»Gut. Was ist mit Fingerabdrücken?«
»Es gibt jede Menge, sie sind nur nicht zu gebrauchen, solange wir sie nicht mit den Fingerabdrücken der Handwerker abgeglichen haben. Und mit denen der Architekten und Ingenieure und was weiß ich, eben von allen, die im zweiten Stock zu tun hatten. Das sind nicht wenige. Wir erledigen das Montag, wenn die Leute wieder zur Arbeit kommen, aber es wird eine Weile dauern, bis wir alle analysiert haben.«
»Das ist völlig okay. Ich bezweifle, dass ihr etwas Interessantes findet. Ein Täter, der vorausschauend genug ist, auf dem Weg nach oben einen Overall zu stehlen, denkt sicher auch daran, Handschuhe anzuziehen.«
»Vermutlich.« Bjarne blieb noch einen Moment stehen.

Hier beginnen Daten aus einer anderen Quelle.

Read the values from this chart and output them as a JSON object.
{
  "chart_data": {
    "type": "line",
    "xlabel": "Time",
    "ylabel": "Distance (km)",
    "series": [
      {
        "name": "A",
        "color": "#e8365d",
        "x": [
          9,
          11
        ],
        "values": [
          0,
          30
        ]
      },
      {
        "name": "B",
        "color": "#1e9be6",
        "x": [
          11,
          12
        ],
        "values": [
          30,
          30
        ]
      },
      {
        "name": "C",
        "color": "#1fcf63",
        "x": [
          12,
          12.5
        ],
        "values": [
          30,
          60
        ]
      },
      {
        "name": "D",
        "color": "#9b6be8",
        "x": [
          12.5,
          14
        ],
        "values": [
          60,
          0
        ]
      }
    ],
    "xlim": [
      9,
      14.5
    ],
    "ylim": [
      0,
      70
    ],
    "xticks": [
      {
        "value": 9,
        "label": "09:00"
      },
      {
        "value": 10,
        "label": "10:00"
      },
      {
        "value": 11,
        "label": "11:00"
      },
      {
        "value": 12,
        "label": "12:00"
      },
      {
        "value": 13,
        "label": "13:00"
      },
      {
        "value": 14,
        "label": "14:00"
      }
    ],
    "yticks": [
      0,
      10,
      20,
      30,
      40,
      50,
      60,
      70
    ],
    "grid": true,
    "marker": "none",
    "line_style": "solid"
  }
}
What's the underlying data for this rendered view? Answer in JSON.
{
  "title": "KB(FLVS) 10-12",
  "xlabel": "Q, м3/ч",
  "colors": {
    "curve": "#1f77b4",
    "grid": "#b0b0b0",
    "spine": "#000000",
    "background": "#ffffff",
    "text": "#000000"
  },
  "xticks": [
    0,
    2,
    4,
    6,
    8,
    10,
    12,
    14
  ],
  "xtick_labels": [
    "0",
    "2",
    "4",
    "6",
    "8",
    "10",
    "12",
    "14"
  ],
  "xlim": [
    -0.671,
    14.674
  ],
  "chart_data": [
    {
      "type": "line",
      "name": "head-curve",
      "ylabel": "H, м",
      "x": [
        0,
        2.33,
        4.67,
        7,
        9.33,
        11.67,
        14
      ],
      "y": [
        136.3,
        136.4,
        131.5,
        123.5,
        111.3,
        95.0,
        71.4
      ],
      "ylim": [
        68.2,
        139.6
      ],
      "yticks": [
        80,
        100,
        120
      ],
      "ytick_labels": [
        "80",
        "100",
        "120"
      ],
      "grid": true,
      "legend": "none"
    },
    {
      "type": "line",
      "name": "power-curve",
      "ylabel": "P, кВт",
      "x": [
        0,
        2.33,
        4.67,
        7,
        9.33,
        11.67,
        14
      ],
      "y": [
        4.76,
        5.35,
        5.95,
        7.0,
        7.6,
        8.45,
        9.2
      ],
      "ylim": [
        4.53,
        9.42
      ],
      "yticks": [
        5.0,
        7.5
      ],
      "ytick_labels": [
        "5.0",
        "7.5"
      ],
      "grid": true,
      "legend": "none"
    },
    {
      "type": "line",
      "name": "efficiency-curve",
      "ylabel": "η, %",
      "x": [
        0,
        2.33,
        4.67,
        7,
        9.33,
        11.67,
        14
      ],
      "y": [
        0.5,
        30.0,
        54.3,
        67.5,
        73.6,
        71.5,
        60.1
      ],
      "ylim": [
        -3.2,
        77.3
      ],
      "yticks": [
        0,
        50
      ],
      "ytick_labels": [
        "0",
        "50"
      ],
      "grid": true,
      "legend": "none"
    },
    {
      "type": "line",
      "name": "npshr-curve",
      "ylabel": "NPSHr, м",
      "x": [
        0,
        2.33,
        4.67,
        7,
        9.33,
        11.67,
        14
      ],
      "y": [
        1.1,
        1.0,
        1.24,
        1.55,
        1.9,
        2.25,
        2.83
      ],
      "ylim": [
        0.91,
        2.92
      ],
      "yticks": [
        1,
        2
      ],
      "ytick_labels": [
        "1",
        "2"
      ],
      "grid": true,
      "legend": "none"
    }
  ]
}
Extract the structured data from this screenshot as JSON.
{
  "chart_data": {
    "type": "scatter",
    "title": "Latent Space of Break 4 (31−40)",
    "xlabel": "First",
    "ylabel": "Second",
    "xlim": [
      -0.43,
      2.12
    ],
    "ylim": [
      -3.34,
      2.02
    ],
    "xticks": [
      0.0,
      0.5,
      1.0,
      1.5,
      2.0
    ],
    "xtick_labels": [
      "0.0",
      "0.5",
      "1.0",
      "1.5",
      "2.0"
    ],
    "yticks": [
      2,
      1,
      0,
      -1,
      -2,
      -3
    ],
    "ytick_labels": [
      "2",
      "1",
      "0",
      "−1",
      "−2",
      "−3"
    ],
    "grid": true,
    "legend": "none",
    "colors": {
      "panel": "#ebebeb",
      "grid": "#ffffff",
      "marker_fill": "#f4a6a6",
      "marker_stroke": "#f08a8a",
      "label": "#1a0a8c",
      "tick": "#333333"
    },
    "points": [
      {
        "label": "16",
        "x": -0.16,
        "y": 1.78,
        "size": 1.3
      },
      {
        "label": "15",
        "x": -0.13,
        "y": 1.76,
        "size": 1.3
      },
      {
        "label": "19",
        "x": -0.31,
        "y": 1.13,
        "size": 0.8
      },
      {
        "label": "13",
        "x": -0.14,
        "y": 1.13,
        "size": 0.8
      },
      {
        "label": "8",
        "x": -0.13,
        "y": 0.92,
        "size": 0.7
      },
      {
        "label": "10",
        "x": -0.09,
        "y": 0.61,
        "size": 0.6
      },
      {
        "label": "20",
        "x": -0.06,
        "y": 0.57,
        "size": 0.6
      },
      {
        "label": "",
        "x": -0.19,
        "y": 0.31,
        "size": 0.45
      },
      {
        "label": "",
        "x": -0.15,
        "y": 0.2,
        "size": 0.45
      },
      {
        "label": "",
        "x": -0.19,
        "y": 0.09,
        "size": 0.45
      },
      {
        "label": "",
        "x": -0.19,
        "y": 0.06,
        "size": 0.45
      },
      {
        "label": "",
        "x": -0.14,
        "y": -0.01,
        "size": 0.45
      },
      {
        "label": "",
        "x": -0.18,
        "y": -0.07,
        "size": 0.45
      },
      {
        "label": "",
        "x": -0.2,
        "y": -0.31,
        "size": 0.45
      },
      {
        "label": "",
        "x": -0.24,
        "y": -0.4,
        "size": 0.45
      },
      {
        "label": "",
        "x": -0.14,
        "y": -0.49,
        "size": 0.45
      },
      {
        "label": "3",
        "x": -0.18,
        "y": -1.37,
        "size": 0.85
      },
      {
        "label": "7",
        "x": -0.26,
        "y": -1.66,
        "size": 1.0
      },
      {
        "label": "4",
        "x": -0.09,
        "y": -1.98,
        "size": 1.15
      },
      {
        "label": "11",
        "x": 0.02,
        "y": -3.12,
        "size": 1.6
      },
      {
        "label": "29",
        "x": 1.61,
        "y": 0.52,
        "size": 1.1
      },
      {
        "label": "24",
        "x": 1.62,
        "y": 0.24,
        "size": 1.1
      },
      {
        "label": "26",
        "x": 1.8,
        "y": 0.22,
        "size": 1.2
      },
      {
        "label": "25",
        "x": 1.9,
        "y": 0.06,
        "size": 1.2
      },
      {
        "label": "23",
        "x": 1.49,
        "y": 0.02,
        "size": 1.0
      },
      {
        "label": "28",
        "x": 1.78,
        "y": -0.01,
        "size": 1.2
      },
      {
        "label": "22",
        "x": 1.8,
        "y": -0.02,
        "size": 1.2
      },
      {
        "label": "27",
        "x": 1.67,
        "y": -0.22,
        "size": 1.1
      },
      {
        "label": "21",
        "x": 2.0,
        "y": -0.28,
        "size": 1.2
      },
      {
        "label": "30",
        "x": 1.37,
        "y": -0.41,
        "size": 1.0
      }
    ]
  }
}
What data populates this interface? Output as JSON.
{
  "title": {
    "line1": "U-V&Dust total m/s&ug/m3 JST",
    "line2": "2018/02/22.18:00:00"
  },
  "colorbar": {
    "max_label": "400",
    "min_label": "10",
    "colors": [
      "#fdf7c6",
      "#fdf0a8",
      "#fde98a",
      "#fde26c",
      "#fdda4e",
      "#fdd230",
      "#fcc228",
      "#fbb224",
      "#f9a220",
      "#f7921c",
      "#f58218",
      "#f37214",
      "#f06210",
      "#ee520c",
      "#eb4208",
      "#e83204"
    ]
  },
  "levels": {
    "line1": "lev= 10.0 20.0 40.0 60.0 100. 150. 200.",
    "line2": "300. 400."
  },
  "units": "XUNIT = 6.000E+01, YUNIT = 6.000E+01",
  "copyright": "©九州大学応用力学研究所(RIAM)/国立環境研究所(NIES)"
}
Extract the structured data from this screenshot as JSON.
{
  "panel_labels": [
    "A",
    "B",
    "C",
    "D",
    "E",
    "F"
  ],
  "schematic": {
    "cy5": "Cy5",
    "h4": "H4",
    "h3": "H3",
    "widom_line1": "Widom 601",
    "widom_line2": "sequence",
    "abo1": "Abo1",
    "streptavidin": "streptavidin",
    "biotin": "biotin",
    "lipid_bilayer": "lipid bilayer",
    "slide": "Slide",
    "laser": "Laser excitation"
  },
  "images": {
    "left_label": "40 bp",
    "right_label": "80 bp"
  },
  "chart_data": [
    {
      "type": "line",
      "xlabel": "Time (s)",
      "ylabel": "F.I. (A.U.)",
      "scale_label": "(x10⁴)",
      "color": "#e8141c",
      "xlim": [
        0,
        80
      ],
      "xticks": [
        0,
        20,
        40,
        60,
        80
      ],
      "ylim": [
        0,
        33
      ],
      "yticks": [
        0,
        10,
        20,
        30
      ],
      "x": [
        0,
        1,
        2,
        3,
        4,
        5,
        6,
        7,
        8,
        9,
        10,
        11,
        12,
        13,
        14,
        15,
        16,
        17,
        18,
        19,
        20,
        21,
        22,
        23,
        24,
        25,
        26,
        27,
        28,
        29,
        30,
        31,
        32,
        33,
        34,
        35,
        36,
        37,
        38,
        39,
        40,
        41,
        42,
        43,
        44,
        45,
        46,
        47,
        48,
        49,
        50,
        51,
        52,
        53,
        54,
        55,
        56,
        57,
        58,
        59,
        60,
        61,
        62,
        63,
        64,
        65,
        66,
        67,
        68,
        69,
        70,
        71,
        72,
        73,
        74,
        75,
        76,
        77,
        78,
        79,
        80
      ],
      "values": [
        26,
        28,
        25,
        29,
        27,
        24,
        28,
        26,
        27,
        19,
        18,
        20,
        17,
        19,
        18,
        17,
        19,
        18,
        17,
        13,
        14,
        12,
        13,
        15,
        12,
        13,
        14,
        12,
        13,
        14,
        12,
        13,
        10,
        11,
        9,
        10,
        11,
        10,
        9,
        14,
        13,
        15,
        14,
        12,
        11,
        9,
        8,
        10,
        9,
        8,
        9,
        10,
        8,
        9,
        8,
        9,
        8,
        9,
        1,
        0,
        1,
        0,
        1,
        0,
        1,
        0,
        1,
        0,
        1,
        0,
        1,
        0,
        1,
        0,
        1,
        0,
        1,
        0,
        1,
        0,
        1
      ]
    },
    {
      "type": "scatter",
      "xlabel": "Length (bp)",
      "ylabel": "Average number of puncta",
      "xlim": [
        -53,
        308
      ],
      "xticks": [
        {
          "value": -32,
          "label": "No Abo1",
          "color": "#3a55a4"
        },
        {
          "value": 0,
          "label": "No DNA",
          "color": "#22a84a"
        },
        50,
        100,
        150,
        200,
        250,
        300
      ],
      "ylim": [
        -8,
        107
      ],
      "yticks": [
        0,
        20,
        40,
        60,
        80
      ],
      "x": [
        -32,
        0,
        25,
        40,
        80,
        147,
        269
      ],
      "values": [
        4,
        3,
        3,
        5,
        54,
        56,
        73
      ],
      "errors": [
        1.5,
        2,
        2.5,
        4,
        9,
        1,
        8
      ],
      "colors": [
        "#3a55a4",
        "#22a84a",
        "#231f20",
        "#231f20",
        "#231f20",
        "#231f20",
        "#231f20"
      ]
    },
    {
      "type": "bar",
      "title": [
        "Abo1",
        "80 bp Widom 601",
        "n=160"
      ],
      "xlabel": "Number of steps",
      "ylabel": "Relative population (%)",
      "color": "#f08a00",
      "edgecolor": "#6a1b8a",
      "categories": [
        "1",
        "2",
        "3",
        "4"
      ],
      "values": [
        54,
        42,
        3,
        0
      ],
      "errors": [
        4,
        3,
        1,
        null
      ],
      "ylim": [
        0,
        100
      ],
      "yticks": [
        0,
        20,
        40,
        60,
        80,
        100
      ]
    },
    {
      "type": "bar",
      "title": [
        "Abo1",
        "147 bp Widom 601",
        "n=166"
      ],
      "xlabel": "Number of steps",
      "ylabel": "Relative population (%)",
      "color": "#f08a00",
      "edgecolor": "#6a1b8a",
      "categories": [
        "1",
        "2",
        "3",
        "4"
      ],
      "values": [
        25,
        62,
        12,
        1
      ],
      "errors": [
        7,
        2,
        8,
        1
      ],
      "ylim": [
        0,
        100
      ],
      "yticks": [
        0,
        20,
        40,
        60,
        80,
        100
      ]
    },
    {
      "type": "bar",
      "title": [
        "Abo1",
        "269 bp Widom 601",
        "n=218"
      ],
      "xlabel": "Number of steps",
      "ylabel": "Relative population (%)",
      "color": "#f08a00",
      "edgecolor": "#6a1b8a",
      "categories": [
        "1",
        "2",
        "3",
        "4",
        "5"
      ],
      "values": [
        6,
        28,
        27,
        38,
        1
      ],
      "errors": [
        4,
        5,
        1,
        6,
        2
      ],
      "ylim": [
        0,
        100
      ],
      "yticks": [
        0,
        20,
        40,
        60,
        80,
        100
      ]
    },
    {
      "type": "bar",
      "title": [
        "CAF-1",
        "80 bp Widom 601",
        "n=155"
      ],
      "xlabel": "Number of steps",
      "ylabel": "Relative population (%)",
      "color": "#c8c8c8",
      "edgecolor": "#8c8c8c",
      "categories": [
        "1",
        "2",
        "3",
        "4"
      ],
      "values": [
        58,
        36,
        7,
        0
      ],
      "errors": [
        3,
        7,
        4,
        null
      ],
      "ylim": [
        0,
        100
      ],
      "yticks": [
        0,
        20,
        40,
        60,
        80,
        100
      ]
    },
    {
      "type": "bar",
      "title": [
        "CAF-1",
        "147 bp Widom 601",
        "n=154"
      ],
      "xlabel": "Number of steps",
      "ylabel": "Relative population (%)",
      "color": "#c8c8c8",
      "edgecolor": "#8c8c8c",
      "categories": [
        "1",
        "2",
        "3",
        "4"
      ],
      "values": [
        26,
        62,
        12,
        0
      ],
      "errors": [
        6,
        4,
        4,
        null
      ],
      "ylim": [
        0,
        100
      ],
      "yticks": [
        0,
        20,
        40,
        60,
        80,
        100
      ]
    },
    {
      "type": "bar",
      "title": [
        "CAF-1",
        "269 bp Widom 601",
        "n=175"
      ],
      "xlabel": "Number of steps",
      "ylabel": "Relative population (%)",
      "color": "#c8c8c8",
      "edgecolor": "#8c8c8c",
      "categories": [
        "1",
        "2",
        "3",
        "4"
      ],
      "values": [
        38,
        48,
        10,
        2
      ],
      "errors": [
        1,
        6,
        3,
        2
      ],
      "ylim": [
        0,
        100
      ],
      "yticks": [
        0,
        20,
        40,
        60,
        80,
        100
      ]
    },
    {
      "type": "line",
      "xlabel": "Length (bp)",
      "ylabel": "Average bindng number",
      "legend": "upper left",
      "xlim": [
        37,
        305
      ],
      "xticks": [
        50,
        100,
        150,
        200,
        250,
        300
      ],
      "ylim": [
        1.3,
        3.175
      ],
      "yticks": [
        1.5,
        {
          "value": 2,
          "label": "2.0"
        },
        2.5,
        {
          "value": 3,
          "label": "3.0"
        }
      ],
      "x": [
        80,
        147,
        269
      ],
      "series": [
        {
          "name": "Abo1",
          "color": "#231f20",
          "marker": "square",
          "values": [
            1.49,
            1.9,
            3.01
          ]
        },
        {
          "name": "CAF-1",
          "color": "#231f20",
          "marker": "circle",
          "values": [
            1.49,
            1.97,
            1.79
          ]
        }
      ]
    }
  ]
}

Dann sagte er: »Wieso fragt mich eigentlich keiner nach der Uhr?«
Frank sah ihm ins Gesicht. »Der Uhr? Der Uhr des Opfers? Ich weiß, dass sie teuer war.«
»Weißt du auch wie teuer?«
»Nein. Nur, dass er sie vor ein paar Monaten in Paris gekauft hat.«
»Es ist eine Patek Philippe Ref. 5102 Celestial. Weißgold, drei metallisierte Scheiben aus Saphirglas, Krokodillederarmband, jede Menge technischer Finessen wie Mondphasen und die Bewegungen der Sterne und der Sonne.«
»Ein Sammlerstück?«
»Kann man wohl sagen. Ich habe die Uhr im Netz gefunden, für zweihundertvierzigtausend … Dollar, wohlgemerkt.«
»Was?« Jetzt beteiligte sich auch Pia Waage an dem Gespräch. »Das ist ja über eine Million dänischer Kronen.«
»Tatsächlich über eins Komma zwei Millionen.«
»Und mit dieser Uhr ist der ins Büro gegangen?«
»Ja, man muss schon sagen, das ist ein wenig extravagant. Meistens werden so teure Stücke in einem Banksafe aufbewahrt. Aber es gibt natürlich auch Frauen, die jeden Tag kostbaren Schmuck tragen.«
»Trotzdem.«
»Tja«, sagte Bjarne und öffnete die Tür. »Ich dachte, ihr solltet das wissen. Kann ich jetzt nach Hause gehen?«
»Das kannst du selbst entscheiden. Wir haben jedenfalls nichts mehr, das nicht bis Montag warten könnte.«
»Eine Uhr für über eine Million Kronen«, wiederholte Pia, als der Kriminaltechniker das Büro verlassen hatte. »Das ist doch Wahnsinn.«
»Und der Täter hat sie nicht mitgenommen«, griff Frank den Gedanken auf. »Dann haben wir es sicher nicht mit einem Raubmord zu tun. Es sei denn, der Täter hat überhaupt keine Ahnung von Uhren.«
»Irgendetwas sagt mir, dass man von einer Uhr in dieser Preisklasse nicht nur eine hat. Möglicherweise hat Münster-Smith teure Uhren gesammelt? Vielleicht hat er irgendwo noch weitere deponiert?«
»Dafür gibt es keinerlei Hinweise. Aber vielleicht finden wir ja noch was.«
Pia streckte sich. »Ich habe Hunger, Chef«, erklärte sie. »Soll ich nicht runterlaufen und irgendetwas Essbares holen?«
»Sehen wir uns zuerst noch schnell an, was sich auf der CD verbirgt.« Frank nickte in Richtung Bildschirm. »Hinterher machen wir eine Pause.«
Pia rückte ein Stück zur Seite, damit Frank sich neben sie setzen konnte. Sie klickte das entsprechende Laufwerk an, und ein Fenster mit einer langen Reihe von Dateien öffnete sich. Überwiegend handelte es sich um Bilddateien, einige sahen allerdings auch aus, als wären es Videos.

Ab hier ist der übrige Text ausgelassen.